DR Congo: Ruling coalition wins legislative majority

The Democratic Republic of the Congo’s electoral commission (CENI) announced early Saturday that the ruling coalition of outgoing President Joseph Kabila (pictured above) had won at least 290 seats in the country’s 500-member national assembly.

The coalition’s majority may increase as elections were delayed until March in several regions due to an Ebola outbreak and militia violence. There remain 15 parliamentary seats up for grabs.

The national assembly result comes despite the victory of opposition leader Felix Tshisekedi in DRC’s presidential vote on the same day. The result may complicate Tshisekedi’s efforts to break away from the country’s Kabila era.

Kabila, 47, is to step down in the coming days after leading the mineral-rich country for 18 years.

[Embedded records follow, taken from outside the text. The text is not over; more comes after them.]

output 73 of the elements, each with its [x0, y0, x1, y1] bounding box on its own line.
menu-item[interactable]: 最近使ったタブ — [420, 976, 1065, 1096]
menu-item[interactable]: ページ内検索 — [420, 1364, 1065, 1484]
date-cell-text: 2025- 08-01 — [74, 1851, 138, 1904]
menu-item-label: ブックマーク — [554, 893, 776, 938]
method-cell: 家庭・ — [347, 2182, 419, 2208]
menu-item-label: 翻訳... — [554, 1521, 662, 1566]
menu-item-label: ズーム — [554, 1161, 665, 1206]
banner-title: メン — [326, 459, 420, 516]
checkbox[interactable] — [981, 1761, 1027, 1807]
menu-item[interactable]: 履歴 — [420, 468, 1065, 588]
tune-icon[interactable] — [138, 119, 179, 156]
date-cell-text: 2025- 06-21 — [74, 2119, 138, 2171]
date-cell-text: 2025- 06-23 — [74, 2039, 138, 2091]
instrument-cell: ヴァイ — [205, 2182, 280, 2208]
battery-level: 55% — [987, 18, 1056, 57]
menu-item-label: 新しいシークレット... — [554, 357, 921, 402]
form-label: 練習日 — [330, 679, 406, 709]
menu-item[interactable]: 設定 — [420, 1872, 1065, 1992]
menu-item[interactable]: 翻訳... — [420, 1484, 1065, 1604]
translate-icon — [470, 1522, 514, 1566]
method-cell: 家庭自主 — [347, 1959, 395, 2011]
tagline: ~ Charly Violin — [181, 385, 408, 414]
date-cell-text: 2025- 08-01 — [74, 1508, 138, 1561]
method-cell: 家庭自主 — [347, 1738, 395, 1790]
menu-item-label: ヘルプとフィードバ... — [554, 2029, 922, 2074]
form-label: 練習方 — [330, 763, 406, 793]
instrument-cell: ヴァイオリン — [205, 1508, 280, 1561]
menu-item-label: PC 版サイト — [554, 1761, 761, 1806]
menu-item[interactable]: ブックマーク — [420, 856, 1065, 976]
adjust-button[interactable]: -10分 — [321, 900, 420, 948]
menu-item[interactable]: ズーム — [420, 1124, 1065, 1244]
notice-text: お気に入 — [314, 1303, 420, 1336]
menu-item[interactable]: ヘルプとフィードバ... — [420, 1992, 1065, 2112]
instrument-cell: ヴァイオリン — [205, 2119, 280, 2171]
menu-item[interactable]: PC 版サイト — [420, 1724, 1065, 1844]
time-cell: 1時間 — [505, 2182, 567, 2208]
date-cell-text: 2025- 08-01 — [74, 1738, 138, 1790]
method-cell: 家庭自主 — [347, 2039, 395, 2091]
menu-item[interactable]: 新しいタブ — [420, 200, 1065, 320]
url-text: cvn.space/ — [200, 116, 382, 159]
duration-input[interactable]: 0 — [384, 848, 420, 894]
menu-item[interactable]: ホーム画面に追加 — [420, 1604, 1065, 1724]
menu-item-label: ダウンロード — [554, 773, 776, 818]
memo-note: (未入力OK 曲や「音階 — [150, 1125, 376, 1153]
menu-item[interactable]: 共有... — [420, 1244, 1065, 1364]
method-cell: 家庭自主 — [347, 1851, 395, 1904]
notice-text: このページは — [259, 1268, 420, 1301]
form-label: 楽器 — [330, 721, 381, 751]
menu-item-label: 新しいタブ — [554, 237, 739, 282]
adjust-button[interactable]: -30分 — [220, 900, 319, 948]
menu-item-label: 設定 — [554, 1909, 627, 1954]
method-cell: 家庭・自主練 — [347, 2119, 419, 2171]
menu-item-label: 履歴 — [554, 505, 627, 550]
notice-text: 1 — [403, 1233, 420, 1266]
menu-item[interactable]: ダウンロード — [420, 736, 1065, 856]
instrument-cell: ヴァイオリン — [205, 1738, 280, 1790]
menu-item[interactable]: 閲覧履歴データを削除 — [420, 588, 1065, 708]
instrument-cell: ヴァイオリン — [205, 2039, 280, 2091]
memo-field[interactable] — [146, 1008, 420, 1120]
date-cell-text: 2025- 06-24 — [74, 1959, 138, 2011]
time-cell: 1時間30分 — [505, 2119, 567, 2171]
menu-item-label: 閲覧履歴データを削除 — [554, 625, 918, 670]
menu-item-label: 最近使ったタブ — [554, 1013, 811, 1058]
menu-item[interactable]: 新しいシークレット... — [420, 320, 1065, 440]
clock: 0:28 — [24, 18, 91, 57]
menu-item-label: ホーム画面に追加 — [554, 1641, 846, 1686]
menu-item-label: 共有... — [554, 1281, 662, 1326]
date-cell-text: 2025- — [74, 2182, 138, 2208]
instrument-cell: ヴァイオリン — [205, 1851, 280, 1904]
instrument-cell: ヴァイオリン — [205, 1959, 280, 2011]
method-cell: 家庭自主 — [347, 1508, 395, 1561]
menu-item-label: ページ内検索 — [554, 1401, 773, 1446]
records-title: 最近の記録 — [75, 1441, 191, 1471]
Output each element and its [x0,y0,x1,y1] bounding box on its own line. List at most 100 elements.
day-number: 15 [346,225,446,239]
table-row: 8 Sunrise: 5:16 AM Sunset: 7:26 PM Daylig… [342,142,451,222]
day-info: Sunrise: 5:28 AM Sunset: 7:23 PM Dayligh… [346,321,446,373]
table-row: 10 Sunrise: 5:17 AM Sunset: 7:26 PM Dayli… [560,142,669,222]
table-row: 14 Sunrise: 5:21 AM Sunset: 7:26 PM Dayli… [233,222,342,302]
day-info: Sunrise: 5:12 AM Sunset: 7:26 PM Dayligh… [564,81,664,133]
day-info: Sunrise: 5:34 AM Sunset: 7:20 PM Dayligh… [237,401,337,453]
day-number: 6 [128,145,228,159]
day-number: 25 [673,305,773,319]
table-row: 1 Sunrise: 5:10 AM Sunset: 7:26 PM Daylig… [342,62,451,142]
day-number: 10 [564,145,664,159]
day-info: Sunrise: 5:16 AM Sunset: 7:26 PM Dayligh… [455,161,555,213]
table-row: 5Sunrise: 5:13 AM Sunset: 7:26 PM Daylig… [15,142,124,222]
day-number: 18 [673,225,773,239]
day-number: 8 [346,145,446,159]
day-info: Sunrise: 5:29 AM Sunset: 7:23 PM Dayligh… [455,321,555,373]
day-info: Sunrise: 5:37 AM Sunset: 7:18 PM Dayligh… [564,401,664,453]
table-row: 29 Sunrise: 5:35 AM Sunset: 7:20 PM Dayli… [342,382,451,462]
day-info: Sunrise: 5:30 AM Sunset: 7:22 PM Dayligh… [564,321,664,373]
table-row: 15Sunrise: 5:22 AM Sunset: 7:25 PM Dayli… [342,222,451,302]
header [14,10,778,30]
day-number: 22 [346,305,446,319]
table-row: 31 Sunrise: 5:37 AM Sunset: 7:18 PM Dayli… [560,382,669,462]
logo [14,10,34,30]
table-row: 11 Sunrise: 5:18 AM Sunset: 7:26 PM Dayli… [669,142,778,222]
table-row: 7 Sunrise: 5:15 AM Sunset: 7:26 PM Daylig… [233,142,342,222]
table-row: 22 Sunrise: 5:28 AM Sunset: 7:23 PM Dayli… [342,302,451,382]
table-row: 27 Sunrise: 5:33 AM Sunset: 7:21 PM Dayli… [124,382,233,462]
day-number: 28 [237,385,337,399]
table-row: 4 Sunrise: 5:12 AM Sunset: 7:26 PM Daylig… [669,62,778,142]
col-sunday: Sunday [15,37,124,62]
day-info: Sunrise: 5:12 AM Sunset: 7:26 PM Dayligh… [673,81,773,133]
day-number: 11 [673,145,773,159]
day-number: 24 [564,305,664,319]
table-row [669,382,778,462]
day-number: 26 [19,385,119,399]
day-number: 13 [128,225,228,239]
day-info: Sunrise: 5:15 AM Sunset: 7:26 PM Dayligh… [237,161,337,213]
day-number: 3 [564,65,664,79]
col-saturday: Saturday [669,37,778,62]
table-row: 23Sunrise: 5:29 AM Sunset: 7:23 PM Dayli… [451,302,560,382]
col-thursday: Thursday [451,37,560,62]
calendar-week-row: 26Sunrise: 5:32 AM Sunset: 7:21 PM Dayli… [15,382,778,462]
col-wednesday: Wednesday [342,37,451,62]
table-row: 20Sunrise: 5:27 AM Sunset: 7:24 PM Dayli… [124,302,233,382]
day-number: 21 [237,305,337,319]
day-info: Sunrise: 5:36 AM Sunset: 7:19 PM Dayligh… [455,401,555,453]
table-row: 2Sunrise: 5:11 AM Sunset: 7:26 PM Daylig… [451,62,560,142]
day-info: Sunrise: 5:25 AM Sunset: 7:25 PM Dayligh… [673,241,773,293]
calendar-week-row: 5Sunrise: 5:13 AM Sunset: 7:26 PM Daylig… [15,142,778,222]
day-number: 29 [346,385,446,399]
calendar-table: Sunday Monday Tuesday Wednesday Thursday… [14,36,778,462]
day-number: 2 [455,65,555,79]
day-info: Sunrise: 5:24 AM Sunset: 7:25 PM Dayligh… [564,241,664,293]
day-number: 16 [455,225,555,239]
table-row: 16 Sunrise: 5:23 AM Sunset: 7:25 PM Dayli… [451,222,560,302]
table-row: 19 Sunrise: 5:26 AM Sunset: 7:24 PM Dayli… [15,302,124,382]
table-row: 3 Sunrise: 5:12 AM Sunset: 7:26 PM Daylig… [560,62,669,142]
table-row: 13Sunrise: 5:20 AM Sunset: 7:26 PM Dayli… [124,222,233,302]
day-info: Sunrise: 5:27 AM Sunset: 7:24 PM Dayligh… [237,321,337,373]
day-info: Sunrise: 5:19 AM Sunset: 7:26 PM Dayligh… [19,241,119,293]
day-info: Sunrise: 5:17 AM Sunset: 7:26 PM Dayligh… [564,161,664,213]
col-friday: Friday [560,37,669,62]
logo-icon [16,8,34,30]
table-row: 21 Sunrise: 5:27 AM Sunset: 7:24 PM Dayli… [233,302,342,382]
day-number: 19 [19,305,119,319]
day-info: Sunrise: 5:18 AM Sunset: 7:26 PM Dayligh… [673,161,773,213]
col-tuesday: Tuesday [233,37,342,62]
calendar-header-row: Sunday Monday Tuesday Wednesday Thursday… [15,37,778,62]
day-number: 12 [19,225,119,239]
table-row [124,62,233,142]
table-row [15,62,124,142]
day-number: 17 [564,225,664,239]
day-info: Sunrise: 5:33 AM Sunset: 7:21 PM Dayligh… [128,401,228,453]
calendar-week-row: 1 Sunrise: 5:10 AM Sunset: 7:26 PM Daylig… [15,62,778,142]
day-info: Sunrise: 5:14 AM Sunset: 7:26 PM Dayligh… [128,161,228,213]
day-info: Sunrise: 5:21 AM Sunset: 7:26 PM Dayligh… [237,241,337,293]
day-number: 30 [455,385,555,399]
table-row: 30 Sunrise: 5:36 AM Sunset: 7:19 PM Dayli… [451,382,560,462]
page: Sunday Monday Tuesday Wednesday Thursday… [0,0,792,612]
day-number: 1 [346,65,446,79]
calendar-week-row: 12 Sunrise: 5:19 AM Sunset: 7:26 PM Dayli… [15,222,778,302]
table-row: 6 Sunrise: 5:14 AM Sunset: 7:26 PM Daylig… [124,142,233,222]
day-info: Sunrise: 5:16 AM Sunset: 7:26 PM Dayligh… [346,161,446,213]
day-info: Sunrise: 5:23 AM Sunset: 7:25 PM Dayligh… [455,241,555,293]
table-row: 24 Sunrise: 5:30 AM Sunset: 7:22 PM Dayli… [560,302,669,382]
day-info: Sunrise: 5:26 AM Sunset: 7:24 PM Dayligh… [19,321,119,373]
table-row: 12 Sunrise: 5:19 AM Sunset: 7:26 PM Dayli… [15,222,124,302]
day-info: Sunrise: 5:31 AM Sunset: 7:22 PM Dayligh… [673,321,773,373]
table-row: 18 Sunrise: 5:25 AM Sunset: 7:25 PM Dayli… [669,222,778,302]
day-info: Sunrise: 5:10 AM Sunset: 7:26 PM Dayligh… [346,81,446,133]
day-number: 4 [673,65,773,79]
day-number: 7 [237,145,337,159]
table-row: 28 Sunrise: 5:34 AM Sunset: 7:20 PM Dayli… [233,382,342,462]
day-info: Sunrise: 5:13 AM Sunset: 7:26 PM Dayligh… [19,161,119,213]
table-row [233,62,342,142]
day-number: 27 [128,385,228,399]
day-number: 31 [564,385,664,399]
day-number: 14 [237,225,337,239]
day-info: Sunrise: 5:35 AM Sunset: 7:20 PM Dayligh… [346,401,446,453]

The transition to Tshisekedi, who won 38 percent of the vote according to CENI, will mark the DRC’s first democratic transfer of power in 59 years of independence.

Under the nation’s constitution, the parliamentary majority has significant powers and the president must appoint a prime minister from its ranks. The prime minister must, in turn, countersign presidential orders appointing or dismissing judges as well as heads of military and of state-owned enterprises.

Runner-up challenge

Martin Fayulu, who CENI declared the runner-up in the presidential election with 34 percent of the vote, said on Saturday that he will challenge this month’s election result.

In a tweet on Saturday, Fayulu said the election results “were invented out of whole cloth. I demand a hand recount of all votes for the three elections (presidential, national legislative and provincial).”

He accused Tshisekedi of a backroom deal with Kabila after the president’s hand-picked candidate, Emmanuel Ramazani Shadary, finished a distant third with 24 percent of the vote.

Fayulu’s opposition coalition on Friday said that he won 61 percent of the vote, citing figures compiled by the Catholic Church’s 40,000 election observers stationed across the country. The church, a rare institution that the Congolese find trustworthy, has called on the CENI to release detailed voting results.

Lawyers representing Fayulu were on their way to Congo’s highest court on Saturday to contest the election. Meanwhile, 50 Republican Guard soldiers and police officers surrounded the opposition candidate’s residence in Kinshasa.